# Networking after moving to a new state?



## elianasieg (Jan 19, 2014)

Hi there, I'm a student who recently relocated to live with my family in NC. I don't know anyone in NC except for two friends who live several hours away, and various members of my extended family. We live 9 miles from the nearest city, so I'm mostly in the house, and since I don't have a job yet and I'm not taking classes currently, I have no way to meet new people. I'd really like to network and to make appointments with people for photoshoots, but I'm not sure where to start or how. I've lived in both NYC and Chicago, and I usually would just reply to "gigs" on Craigslist and from there, I was able to build my portfolio and make some extra money that way. 
But in NC, the Craigslist ads are much more scarce.
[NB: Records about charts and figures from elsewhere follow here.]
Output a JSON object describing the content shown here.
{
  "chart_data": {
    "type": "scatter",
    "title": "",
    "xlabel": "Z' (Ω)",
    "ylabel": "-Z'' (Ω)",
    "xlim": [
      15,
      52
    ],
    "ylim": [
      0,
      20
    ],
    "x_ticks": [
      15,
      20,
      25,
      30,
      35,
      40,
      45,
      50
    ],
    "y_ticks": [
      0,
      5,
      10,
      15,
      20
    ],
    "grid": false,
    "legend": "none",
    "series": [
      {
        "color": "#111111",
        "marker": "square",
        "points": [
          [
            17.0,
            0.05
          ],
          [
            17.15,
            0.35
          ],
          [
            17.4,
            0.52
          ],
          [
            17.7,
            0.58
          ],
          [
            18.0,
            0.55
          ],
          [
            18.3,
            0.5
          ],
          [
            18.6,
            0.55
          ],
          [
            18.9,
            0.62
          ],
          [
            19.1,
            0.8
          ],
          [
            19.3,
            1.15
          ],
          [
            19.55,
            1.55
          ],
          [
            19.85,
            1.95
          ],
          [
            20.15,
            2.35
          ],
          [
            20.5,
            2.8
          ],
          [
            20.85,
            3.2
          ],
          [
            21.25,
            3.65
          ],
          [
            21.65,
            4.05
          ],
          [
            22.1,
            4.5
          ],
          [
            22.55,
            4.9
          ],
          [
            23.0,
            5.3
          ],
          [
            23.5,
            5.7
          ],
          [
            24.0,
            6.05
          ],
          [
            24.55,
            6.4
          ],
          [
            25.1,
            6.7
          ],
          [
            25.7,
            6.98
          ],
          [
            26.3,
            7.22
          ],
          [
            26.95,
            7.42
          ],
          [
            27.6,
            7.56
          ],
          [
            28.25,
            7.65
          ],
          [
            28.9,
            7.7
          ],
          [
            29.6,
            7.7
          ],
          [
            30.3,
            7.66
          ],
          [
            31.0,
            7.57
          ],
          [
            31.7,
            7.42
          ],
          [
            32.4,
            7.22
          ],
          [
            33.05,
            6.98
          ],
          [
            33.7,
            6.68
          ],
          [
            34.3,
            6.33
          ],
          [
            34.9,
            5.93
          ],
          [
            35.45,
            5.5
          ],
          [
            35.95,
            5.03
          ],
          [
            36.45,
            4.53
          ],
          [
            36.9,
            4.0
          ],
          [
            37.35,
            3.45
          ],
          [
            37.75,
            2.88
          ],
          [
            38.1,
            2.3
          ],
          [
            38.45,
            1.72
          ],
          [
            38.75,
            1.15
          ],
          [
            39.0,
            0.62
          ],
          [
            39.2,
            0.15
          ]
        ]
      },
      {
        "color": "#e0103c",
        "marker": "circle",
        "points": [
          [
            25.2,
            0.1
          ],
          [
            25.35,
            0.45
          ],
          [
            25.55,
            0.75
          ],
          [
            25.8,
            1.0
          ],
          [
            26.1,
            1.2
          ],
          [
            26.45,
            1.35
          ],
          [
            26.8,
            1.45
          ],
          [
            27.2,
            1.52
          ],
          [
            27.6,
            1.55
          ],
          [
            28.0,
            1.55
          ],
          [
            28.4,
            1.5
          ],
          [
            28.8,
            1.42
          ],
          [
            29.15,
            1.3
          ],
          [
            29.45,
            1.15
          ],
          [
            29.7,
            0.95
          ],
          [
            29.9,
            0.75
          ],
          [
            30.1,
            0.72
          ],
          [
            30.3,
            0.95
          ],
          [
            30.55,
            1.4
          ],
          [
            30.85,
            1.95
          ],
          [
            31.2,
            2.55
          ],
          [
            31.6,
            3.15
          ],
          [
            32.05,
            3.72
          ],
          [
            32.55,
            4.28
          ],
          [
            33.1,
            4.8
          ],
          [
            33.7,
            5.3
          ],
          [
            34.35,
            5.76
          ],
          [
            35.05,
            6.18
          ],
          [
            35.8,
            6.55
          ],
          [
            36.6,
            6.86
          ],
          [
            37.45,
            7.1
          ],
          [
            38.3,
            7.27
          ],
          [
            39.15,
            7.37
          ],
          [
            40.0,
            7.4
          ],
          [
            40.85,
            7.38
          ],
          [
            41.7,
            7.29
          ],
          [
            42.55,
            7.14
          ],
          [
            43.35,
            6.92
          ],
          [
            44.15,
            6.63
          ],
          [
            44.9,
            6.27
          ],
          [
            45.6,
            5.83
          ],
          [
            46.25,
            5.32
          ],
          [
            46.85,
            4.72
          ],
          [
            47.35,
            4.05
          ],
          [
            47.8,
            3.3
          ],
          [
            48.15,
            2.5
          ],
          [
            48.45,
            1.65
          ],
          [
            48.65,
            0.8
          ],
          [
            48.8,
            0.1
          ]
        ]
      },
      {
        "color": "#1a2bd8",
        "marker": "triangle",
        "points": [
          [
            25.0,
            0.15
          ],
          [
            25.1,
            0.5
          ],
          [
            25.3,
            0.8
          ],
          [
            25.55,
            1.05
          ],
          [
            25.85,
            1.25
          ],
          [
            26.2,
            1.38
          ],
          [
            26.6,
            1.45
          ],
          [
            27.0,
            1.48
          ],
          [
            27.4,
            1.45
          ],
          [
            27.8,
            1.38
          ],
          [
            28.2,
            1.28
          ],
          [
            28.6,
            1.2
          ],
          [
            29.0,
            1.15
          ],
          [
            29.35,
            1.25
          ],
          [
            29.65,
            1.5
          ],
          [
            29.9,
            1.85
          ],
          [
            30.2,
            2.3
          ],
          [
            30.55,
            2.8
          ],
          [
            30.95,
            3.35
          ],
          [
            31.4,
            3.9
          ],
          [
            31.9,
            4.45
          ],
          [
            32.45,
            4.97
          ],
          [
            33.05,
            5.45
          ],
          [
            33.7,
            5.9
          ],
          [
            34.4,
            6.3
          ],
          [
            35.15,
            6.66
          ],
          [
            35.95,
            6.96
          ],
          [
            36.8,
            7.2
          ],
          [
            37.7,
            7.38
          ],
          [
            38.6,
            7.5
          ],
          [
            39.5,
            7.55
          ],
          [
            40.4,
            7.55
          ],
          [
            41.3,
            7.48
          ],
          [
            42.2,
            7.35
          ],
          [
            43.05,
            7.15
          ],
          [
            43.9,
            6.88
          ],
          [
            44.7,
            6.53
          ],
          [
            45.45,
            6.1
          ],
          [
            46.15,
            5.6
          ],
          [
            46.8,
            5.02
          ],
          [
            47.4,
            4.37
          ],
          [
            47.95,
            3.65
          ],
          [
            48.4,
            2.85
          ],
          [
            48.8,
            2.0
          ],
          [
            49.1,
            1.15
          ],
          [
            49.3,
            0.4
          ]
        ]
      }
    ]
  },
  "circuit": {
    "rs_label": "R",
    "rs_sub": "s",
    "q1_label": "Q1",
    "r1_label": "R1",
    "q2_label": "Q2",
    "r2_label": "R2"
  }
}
I recently put up an ad on Craigslist advertising my services, and I think it's possible I might get some work from there, but I'm not very optimistic. My mom thinks we should put up flyers and/or purchase ad space from some of the nearby universities, which I think is a good idea.
I'm just not sure where to go from here. Has anyone been in a similar situation? How did you deal with it? Do you have any suggestions for me?
Thanks!
Eliana
Saudade Photography


----------



## wyogirl (Jan 19, 2014)

What is your goal?  Do you want to start a business?  If so, you should figure out the legalities of that before looking for a gig.  Also, you are only 9 miles from a city.  I am 180 miles from a city of any significant size. I'm sure you can find models on model mayhem if I can.  Ads in the local paper, flyers and all that are a good start.  But if someone official sees your ad and you don't have a license, you could be in for a hefty fee.


----------



## elianasieg (Jan 19, 2014)

wyogirl said:


> What is your goal?  Do you want to start a business?  If so, you should figure out the legalities of that before looking for a gig.  Also, you are only 9 miles from a city.  I am 180 miles from a city of any significant size. I'm sure you can find models on model mayhem if I can.  Ads in the local paper, flyers and all that are a good start.  But if someone official sees your ad and you don't have a license, you could be in for a hefty fee.



My goal is to gain as much experience with as many types of people and situations as I can. Until now, I was a full-time student, so having a business has never been my real focus. I'm looking for experience, but I also do want to be compensated, and from what I understand, on Model Mayhem, wouldn't I be compensating the models for their services? (Or, at best, wouldn't it be TFP?) Thanks for your answer!


----------



## wyogirl (Jan 19, 2014)

Yes you will likely do TFP with model mayhem.  However, that is a good way to get real experience.


----------



## wyogirl (Jan 19, 2014)

try hooking up with a professional photographer for an internship.  I have a friend who takes on interns in her photography business and I think that is a great way to really learn what being a professional photographer is all about.


----------



## JoeW (Jan 31, 2014)

What part of NC are you in?

Look at the resources near you.  As a photographer your "business" doesn't have to be local.  But you can tap in to local resources to build your business.  You probably need to build your portfolio (to show specific types of work "see, here's an example showing you that I can do food photography") and gain references by working locally.

1.  If there is a University near by, students are great for TF work (seeking to build their fashion or art portfolios, musicians and actors need head shots).  Food emporiums (i.e.: cater, restaurant) and shoot food photography.  

2.  Start to develop your portfolio.  Sounds like you're not in a urban area.  NC is a pretty diverse state, lots of cool landscape opportunities (beaches and barrier islands, Smokey Mountains).  NC has a lot of property rentals (and those people need pictures of their properties).  There are certainly wedding consultants and locations.  Lots of historical locations.  Art areas (with artists who will need photos of their work to put online or send to galleries for a possible exhibit).  If you haven't shot real estate....or weddings....or objects (like art) then this is your time to start practicing, creating a portfolio with that kind of work.  B/c your work doesn't have to be local but you have to originally get a portfolio and some competence in that area so start locally.

3.  In terms of networking, there are a ton of options.  Look at photography meet-up groups.  I mentioned a University in #1, well, see what they have.  Set up a website or tumblr and raise your visibility.  Look to string for local media outlets (you know, the local paper that comes out once a week and needs someone to cover the big HS football came or occasional county council meeting).  Find out about local professional groups like the chamber of commerce, wedding consultants, caterers, sports teams (like the youth soccer league)...all of whom have photo needs or provide a venue for you to get visibility.  Online communities (like this one) are a great way to network, even if many of the members aren't local to you it can lead to opportunities.


----------